Geçmiş tarihlerde yapılmış olan imar planlarında bölgenin projeksiyon nüfusunun çok üzerinde tamamı ile rant tabanlı, teknik gerekçelerden uzak bir nüfus ataması yapıldığı, İmar Kanunu uyarınca bu nüfusa ayrılması gereken teknik-sosyal donatı alanları yasalarda belirtildiği şekilde ayrılmadığı, ayrılanlar da konut alanlarına dönüştürülerek satılmak sureti ile yeterli sosyal ve teknik donatı alanı olmayan yasalara aykırı planlar oluşturulduğu bildirilen açıklamada kamuya ayrılması gereken alanların büyük kısmının kamu eline geçemediği, özel mülkiyette kaldığı kaydedildi.
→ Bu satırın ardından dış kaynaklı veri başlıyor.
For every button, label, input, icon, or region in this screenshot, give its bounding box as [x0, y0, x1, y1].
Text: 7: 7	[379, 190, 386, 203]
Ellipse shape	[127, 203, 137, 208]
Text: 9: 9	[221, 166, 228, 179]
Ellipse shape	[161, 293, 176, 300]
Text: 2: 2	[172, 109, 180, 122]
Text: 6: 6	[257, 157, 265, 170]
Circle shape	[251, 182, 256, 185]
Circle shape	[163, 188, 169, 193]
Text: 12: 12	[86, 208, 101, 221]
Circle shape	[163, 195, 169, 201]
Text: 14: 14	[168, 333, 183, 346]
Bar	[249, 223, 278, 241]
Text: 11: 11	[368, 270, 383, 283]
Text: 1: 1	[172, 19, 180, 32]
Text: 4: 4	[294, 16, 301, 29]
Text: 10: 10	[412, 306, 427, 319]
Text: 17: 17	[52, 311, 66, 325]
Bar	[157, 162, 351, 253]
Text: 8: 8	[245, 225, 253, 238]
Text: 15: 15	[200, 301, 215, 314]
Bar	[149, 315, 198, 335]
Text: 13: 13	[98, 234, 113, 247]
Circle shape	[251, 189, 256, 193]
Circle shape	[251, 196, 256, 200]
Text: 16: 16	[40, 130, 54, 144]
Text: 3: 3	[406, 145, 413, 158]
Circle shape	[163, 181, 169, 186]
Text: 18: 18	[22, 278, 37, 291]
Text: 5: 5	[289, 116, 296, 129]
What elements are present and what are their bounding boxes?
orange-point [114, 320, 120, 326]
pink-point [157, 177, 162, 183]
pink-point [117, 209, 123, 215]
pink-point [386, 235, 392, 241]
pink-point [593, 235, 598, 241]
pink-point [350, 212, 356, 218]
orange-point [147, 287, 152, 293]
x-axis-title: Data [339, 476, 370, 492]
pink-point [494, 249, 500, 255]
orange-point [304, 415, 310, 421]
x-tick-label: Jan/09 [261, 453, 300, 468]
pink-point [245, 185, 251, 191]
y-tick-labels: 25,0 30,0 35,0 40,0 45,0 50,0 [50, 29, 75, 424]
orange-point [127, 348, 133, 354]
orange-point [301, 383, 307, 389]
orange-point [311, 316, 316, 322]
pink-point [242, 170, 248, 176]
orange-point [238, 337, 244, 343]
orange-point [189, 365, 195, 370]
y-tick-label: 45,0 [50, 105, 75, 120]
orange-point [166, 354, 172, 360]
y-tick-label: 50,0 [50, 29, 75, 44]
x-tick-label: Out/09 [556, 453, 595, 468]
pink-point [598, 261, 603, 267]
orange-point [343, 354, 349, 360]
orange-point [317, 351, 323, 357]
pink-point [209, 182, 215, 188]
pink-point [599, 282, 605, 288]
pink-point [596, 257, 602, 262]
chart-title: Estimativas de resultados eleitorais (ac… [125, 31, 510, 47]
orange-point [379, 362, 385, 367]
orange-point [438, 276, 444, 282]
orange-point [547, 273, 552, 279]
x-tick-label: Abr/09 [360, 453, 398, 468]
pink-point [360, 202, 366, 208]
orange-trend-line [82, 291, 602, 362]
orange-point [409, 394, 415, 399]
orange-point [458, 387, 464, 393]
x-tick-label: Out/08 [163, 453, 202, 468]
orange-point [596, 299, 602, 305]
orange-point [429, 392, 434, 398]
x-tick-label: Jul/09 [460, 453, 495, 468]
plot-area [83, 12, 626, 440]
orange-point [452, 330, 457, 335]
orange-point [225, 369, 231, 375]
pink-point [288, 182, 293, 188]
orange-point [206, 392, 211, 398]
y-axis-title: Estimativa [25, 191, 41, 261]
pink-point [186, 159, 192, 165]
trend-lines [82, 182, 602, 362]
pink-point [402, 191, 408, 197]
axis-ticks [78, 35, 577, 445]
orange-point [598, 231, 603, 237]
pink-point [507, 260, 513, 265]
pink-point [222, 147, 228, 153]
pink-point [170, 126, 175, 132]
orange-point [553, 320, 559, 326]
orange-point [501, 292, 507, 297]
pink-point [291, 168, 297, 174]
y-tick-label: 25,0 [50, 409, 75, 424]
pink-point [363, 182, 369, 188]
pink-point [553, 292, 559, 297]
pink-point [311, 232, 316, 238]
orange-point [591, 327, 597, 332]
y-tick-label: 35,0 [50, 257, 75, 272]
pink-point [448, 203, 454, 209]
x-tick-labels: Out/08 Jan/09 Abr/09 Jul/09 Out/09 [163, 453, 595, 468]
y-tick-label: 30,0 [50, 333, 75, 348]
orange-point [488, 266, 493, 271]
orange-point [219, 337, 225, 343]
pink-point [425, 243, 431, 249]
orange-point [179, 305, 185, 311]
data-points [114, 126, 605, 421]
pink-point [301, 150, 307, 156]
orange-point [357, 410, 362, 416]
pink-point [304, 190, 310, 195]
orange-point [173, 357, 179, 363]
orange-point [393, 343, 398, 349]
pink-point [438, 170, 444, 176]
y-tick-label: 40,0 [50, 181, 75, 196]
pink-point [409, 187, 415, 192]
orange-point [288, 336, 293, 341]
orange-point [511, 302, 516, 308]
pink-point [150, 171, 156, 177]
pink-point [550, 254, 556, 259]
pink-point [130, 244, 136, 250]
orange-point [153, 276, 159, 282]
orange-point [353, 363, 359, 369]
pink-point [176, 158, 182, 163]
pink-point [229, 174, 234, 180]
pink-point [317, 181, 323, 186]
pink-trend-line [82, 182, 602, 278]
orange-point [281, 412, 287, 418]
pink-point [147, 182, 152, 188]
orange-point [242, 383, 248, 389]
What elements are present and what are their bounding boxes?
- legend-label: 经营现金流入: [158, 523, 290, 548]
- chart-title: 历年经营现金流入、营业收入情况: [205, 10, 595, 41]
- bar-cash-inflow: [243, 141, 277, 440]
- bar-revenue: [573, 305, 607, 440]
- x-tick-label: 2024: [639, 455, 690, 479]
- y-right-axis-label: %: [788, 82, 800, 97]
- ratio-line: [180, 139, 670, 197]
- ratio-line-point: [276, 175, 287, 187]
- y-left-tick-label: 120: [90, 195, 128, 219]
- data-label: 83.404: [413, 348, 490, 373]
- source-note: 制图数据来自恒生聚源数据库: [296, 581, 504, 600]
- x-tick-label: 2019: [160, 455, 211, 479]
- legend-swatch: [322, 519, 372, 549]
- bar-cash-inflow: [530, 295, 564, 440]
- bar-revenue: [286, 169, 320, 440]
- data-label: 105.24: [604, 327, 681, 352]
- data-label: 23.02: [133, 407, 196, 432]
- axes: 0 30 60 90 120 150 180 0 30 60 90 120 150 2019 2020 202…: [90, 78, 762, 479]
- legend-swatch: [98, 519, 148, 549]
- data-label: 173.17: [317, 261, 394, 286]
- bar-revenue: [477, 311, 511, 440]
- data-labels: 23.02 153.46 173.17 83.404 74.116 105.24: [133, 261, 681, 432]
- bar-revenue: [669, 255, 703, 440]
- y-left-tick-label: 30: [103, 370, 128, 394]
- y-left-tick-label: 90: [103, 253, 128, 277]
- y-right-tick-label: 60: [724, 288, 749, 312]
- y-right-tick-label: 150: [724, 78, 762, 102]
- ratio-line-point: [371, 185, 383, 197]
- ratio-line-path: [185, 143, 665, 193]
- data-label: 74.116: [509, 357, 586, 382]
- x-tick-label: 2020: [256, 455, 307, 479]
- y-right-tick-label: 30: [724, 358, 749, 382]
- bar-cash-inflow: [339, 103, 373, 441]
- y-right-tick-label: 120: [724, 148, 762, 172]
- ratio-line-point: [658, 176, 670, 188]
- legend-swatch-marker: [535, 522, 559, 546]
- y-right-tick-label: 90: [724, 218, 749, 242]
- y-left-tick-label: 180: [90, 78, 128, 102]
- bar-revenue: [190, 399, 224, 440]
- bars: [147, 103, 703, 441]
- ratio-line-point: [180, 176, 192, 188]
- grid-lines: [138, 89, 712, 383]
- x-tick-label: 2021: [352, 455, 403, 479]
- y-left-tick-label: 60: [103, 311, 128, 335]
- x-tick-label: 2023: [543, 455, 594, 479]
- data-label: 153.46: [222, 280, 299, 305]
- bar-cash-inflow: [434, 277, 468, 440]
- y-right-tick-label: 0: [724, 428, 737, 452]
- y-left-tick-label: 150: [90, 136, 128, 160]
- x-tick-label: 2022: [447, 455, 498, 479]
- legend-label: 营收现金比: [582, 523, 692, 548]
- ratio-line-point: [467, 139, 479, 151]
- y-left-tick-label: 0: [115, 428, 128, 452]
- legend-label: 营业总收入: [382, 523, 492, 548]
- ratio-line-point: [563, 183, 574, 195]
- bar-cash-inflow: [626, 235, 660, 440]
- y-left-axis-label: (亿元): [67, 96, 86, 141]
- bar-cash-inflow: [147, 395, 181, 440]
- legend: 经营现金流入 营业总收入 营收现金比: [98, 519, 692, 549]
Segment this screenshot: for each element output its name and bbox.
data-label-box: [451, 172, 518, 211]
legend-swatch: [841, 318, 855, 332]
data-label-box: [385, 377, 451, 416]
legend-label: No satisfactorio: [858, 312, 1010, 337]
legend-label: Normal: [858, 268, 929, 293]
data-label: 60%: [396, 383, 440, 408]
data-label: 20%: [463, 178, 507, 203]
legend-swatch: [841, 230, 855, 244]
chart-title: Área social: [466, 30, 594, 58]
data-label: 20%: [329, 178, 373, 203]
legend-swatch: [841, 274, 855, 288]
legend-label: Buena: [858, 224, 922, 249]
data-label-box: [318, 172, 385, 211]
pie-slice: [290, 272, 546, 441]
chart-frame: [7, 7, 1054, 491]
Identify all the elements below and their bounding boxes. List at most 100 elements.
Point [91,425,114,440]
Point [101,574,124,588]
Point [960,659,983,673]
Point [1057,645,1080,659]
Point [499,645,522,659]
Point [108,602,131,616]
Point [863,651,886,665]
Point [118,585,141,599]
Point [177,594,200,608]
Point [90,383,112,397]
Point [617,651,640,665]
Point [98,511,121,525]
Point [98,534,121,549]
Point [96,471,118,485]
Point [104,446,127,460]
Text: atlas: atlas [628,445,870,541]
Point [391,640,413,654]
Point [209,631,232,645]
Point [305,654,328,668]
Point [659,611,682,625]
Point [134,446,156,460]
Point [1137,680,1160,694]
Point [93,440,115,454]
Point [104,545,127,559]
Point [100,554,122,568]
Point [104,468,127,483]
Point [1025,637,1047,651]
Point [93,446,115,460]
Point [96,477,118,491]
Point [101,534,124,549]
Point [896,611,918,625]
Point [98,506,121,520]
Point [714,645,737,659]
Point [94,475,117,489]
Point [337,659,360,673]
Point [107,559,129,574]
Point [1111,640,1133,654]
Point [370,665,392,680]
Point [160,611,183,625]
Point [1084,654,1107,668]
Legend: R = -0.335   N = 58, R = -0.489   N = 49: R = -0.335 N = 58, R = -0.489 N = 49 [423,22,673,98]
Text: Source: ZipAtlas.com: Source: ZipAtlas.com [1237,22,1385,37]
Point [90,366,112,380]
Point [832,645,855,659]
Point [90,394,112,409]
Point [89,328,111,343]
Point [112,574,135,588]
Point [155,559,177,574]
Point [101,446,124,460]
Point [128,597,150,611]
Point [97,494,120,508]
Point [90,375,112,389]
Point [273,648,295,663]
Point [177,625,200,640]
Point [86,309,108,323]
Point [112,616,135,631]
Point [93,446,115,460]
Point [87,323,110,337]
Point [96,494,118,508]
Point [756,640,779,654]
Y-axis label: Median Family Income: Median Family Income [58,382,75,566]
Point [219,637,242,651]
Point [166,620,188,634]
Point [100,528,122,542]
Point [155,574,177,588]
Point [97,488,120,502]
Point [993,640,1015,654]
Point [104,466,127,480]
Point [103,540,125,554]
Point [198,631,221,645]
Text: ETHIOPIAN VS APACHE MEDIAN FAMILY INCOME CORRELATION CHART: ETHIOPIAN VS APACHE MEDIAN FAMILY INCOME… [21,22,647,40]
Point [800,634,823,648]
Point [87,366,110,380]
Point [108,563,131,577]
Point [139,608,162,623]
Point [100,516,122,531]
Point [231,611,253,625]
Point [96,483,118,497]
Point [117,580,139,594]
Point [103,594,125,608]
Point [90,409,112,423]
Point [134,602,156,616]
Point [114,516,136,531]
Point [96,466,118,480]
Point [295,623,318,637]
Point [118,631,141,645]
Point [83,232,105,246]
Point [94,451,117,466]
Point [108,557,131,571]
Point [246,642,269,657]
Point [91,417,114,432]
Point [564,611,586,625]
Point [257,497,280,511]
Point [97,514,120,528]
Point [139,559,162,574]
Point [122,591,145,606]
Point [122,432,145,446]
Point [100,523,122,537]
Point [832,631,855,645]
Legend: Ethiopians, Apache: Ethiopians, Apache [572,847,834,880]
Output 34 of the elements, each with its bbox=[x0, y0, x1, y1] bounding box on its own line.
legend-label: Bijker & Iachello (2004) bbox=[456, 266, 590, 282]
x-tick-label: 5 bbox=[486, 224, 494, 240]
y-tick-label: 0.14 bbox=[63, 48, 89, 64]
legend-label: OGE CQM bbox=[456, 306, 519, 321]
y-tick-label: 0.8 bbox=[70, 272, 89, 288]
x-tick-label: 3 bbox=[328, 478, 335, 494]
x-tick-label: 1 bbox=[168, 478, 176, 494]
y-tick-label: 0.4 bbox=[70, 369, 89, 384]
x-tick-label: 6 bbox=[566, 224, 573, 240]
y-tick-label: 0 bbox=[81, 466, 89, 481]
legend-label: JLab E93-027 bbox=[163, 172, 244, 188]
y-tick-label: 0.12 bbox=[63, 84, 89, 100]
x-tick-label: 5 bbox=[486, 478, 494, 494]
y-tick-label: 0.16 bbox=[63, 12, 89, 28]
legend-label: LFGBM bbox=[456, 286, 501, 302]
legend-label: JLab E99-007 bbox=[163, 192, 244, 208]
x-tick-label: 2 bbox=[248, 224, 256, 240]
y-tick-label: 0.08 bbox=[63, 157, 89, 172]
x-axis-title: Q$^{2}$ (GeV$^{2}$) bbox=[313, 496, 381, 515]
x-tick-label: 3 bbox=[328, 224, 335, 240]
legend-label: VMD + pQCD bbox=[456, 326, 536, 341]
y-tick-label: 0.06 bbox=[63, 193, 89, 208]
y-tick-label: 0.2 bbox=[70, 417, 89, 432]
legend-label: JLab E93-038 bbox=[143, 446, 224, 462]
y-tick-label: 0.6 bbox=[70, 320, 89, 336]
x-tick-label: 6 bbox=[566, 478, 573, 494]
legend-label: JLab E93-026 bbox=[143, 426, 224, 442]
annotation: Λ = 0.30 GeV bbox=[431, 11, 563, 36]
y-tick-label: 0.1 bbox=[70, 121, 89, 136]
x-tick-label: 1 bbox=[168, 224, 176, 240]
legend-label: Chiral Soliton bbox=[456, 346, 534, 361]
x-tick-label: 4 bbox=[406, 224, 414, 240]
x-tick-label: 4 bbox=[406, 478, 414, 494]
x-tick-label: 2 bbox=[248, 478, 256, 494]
Açıklamada şöyle denildi: “Bu durum imar planlarının iptal gerekçelerinin de başında gelmektedir. Sonuç olarak geçmiş tarihlerde yapılmış olan imar planlarının aynı şekilde korunması imar mevzuatı açısından mümkün değildir. Belediyemizce yapılmış olan planlama çalışmalarında, imar mevzuatında öngörülen standartlarda donatı alanı ayrılarak yasalara ve yönetmeliklere uygun, teknik temellere dayalı, uygulanabilir bir imar planı çalışması yapılarak vatandaşlarımızın mağduriyetleri giderilmiştir. Çalkaya Bölgesi Kentsel Dönüşüm ve Gelişim Projesi belediyemizce uzun yıllar altyapısı oluşturulmuş, ilgili birçok kurum ile koordineli olarak çalışılmış, ayrıntılı analiz çalışmaları tamamlanmış ve uzman ekipler oluşturularak yoğun teknik bir çalışmanın neticesinde sonuca ulaşabilmiştir."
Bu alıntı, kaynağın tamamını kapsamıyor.